Vizi nell’appalto, quando è legittimo il rifiuto del committente di pagare il prezzo pattuito?
I contratti per l’esecuzione di lavori edili sono riconducibili, come noto, allo schema dell’appalto privato. Ciò determina l’applicazione della disciplina normativa contenuta nel codice civile per questo tipo contrattuale.
Tali disposizioni sono molto dettagliate e regolano in maniera puntuale le azioni che il committente può esperire nei confronti dell’appaltatore [artt. 1667-1668-1669 c.c.]. Più nello specifico, da una lettura di queste norme, si desume un sistema che impone al committente di non accettare l’opera viziata [salvo i casi in cui i vizi siano stati sottaciuti con malafede dall’appaltatore], di denunciare entro 60 giorni dalla scoperta il vizio e di proporre azione contro l’appaltatore entro 2 anni dalla consegna. A questo sistema – disegnato dal legislatore a tutela anche degli interessi dell’appaltatore – si somma la responsabilità di quest’ultimo nel caso di rovina dell’opera per un periodo di tempo pari a dieci anni dal suo compimento.
Il quadro, fin qui piuttosto chiaro, si complica qualora il committente non rispetti i limiti previsti dal legislatore da un punto di vista temporale per la denuncia dei vizi o della rovina e per la conseguente azione rifutandosi, tuttavia, di pagare il corrispettivo.
Il problema, da un punto di vista pratico, non è di poco conto e per la sua soluzione entra in gioco l’applicazione di istituti di carattere generale del diritto dei contratti.
Il riferimento è a quanto disposto dall’art. 1460 c.c.; la disposizione normativa in parola – come noto – disciplina un importante strumento di autotutela, vale a dire l’eccezione di inadempimento. Nello specifico, a fronte della scoperta di vizi non tempestivamente denunciati si pone il problema di chiarire se il committente possa, in virtù di detta norma, legittimamente rifiutarsi di effettuare il pagamento.
Sul punto è intervenuta la Corte di Cassazione. Nella sentenza Cass. Civ. sez. VI, 26.11.2013 n. 26365, la Corte ha chiarito che questo istituto ha carattere generale nel diritto dei contratti e può, pertanto, trovare applicazione anche nelle ipotesi in cui non siano applicabili gli artt. 1667-9 c.c.; è così possibile per il committente rifiutarsi di pagare il corrispettivo anche in presenza di vizi o di azioni giudiziarie non tempestivamente denunciati o intentate.
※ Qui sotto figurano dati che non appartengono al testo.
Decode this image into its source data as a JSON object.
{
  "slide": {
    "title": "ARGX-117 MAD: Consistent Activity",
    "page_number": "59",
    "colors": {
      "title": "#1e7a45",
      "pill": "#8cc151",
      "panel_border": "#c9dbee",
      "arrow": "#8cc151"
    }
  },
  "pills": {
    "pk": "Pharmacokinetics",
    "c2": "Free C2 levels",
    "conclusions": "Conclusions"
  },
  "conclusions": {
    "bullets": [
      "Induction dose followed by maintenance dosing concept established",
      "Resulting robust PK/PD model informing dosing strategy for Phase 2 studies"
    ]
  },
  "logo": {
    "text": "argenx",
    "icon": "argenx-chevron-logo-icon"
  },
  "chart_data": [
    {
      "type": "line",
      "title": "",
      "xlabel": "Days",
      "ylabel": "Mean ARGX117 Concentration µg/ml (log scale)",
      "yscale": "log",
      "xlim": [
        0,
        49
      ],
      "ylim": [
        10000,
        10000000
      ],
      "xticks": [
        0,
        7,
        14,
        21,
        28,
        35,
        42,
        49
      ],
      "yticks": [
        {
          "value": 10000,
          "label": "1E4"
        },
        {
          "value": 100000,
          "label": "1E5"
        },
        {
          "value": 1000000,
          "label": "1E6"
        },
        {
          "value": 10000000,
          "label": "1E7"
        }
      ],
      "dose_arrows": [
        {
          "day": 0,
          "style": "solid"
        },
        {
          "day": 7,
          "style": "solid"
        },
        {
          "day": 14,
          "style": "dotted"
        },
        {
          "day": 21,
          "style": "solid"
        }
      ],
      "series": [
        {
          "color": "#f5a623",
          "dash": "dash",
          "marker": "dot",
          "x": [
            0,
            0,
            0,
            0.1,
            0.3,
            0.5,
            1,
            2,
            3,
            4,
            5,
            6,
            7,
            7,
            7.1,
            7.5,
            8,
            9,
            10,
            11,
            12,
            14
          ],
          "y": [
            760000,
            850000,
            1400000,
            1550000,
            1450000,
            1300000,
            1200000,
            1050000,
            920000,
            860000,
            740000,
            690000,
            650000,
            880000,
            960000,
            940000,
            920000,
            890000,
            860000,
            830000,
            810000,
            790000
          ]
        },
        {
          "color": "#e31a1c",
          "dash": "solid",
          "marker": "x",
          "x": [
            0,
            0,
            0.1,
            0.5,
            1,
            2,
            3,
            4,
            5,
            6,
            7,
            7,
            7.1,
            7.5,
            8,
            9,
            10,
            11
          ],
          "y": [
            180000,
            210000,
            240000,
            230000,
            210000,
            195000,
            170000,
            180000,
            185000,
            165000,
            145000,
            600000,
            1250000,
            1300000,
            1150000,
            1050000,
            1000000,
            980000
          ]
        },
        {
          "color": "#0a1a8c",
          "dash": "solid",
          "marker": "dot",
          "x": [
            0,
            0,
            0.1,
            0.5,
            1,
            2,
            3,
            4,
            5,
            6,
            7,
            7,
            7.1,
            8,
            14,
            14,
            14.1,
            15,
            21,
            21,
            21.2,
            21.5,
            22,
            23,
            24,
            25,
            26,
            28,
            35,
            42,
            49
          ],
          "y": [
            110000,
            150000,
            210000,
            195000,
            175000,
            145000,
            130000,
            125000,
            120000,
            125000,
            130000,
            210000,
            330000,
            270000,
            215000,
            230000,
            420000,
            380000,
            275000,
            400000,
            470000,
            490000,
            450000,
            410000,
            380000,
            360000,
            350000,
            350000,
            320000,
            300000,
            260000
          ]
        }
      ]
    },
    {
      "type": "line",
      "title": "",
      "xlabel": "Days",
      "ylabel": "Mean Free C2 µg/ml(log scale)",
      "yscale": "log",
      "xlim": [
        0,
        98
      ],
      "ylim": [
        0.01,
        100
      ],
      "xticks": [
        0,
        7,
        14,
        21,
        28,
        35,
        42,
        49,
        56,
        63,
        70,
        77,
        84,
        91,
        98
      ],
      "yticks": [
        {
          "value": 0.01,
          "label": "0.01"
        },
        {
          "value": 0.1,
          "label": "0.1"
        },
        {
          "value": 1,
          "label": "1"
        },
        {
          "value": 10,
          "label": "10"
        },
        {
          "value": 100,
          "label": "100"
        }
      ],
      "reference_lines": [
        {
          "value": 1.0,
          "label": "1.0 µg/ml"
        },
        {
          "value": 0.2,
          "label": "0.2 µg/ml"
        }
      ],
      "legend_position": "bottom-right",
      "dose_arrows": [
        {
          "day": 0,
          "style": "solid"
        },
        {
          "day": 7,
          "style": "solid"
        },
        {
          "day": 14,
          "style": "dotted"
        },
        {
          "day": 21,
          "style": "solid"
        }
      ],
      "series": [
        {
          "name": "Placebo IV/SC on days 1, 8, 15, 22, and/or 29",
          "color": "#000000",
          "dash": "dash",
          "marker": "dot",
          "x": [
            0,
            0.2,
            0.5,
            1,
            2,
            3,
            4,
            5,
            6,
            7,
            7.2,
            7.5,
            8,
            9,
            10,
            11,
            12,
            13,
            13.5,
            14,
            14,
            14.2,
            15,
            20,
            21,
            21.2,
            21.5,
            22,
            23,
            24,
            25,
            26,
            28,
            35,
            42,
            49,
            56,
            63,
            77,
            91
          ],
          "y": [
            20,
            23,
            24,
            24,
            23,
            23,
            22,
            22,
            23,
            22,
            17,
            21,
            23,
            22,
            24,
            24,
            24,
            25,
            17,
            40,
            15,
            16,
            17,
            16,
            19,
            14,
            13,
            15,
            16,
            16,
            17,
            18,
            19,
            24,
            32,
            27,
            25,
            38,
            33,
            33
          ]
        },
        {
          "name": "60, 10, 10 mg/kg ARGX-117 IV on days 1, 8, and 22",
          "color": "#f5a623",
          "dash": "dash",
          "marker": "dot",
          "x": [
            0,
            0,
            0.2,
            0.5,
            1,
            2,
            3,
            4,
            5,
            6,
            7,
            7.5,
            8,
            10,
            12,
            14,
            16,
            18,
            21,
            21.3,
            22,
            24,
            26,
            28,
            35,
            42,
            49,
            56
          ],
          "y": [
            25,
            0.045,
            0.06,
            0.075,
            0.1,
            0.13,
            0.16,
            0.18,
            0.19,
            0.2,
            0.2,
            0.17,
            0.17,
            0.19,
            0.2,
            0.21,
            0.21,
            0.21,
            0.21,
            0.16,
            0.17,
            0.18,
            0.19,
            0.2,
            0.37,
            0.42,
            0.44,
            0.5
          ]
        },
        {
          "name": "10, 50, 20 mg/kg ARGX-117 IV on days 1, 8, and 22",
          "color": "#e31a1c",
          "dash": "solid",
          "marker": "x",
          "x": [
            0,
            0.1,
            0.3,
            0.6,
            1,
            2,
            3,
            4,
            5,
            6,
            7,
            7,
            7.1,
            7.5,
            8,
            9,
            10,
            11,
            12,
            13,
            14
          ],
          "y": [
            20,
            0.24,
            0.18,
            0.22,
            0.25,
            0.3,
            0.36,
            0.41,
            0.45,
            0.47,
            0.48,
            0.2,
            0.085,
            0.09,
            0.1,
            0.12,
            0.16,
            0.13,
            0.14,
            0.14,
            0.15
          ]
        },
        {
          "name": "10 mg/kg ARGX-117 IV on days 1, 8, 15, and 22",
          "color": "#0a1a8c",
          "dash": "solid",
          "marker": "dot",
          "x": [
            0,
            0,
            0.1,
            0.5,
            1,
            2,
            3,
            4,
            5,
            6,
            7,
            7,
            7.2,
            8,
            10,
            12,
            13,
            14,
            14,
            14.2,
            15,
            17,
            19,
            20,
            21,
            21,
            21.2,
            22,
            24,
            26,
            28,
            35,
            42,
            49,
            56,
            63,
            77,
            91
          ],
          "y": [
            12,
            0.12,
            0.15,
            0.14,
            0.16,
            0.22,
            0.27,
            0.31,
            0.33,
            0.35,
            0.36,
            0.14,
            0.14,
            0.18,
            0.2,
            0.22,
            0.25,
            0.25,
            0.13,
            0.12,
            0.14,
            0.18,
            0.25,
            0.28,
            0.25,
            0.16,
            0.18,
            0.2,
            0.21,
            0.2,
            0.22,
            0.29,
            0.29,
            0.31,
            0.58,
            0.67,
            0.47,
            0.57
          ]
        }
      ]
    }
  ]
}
Ancora, secondo Cassazione civile sez. II, 17/05/2004, n.9333 “In tema di inadempimento del contratto di appalto le disposizioni speciali di cui agli art. 1667, 1668, 1669 ss. c.c. integrano – senza escluderne l’applicazione – i principi generali in materia di inadempimento delle obbligazioni e di responsabilità comune dell’appaltatore che si applicano in assenza dei presupposti per la garanzia per vizi e difformità prevista nel caso in cui l’opera completata sia realizzata in violazione delle prescrizioni pattuite o delle regole tecniche. Ne consegue che il committente, convenuto per il pagamento, può – al fine di paralizzare la pretesa avversaria – opporre le difformità e i vizi dell’opera, in virtù del principio inadempimenti non est adimplendum, richiamato dal secondo periodo dell’ultimo comma dell’art. 1667 c.c., anche quando non abbia proposto in via riconvenzionale la domanda di garanzia o la stessa sia prescritta”.
Va da sè, che l’applicazione dell’art. 1460 c.c. incontra il limite della buona fede per espressa previsione normativa; da ciò consegue che dovrà essere verificata la legittimità del rifiuto sollevato dal committente in proporzione all’entità dell’inadempimento non essendo ad esempio, legittimo il mancato pagamento dell’intero corrispettivo a fronte di inadempimento parziale e di scarsa importanza da parte dell’appaltatore.